Hear, hear, John. "Winston is being Winston", one who makes the right noises when it's voting time, but almost invariably falls short on actual delivery, or when it really counts. He did give us Jacinda after all and, despite all his feigned horror at He Pua Pua, what has he achieved to really dismantle it?

And there in this "discussion" document (and conveniently avoided if you use their submission tool) is Section 4, which addresses "Working with Iwi (and Hapū)" - NB. the addition of the latter like an afterthought, but presumably because "Iwi" are not actually mentioned in Te Tiriti? And, despite all the current controversy, there it recites that 'wonderful' politician created requirement "...to give effect to the principles of the Treaty of Waitangi." It goes on to mention a Supreme Court ruling citing "...the Treaty principle of active protection requires decision-makers to consider extending a degree of preference to Iwi as well as looking at the potential economic benefit of doing so." Whose economic benefit is not discussed, but putting Maori in a position of oversight and control of concessions, is akin to a fox looking after a hen house and we've seen how well that all works in the Urewera, Lake Rotorua, and with things like the Meridian Resource consent renewal. Along with our foreshore and seabed, New Zealand's natural qualities and resources, that should be there for the benefit of ALL our citizens are being quietly expropriated under our very noses. A former National Government had Chris Finlayson doing 'wonderful' things for Maori, now we have Tama Potaka, who is keeping a remarkably low-profile on this matter. And just why is it that Iwi were consulted weeks before anyone else on this matter? I thought there we had laws on discrimination? A cynic might think it was to give them a heads-up, to suggest they stay mum and not raise an issue - the better the public is kept in the dark the better. Just like the twisting of that more entirely recently manufactured 'active protection principle', what A RORT and WE ALL MUST DEMAND THIS IS NOT GOOD ENOUGH - NOT BY A LONG SHOT!

Anonymous said...

Hey, don’t worry everyone. In no time flat our PM will be onto all the Rorts, and put an end to the whole malevolent system. Ah, well, maybe next year, or perhaps after the Nats get re-elected, or maybe a couple of years after that. What… you say you can’t read Manglish? It’s all there for your information Dummy. Just be thankful we have such a great Govt!

Anonymous said...

Muriel is correct about private land.
You can google " return private land to maori say greens" and go into maoriparty.co.nz website, click on policy, then click on box "mana motuhake" to see their first right of refusal policy for private land.
This would bring house values crashing down, because under this policy a private land register would get set up for new areas that are declared "maori land." Under this first right of refusal policy, you would have to ask iwi first if they wished to buy your house or land. If they said no, then you would be allowed to put it onto the open market. Tell me, who would be foolish enough to buy this house or land once it's been declared maori land.? So you can't sell it. Then iwi might come in with a new lower offer. See how it might work?

Allen Heath said...

Well said Peter. Why do events in 1930s Germany and Italy come to mind? In fact, why not contemplate the less-than subtle incursions orchestrated within Russia, China and Japan in those bad old days of yore?

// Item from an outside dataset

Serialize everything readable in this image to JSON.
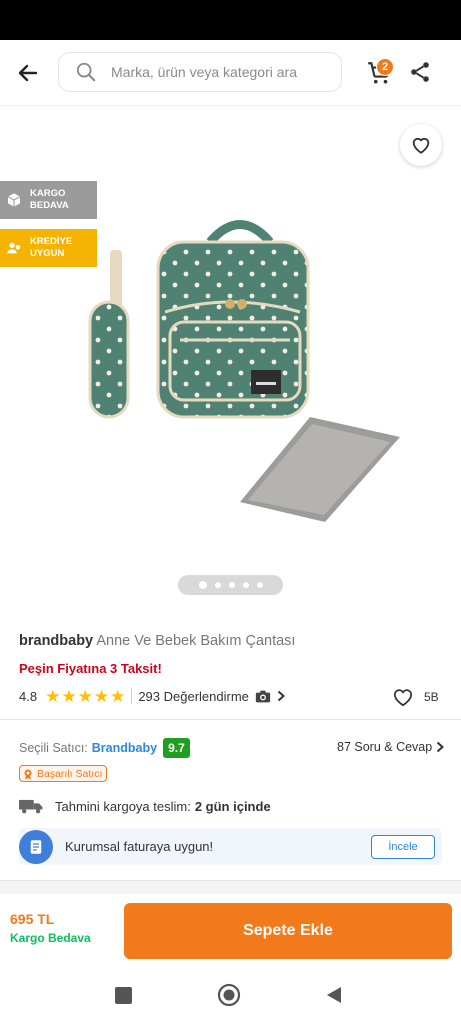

Ignore history and it comes back to bite you on the bum.

Anonymous said...

Is this where all the disenfranchised, disconnected, dying of slow death "rednecks" hang out. Its great you've all found a home to share your pakeha-grievance with (someone pull out the padre collar) - bless. The rise of Maori is happening all around you (now $120bn and growing), get over it, your next generation (of Pakeha) will know quiet a different and mature world beyond your historical scaremonger narrative.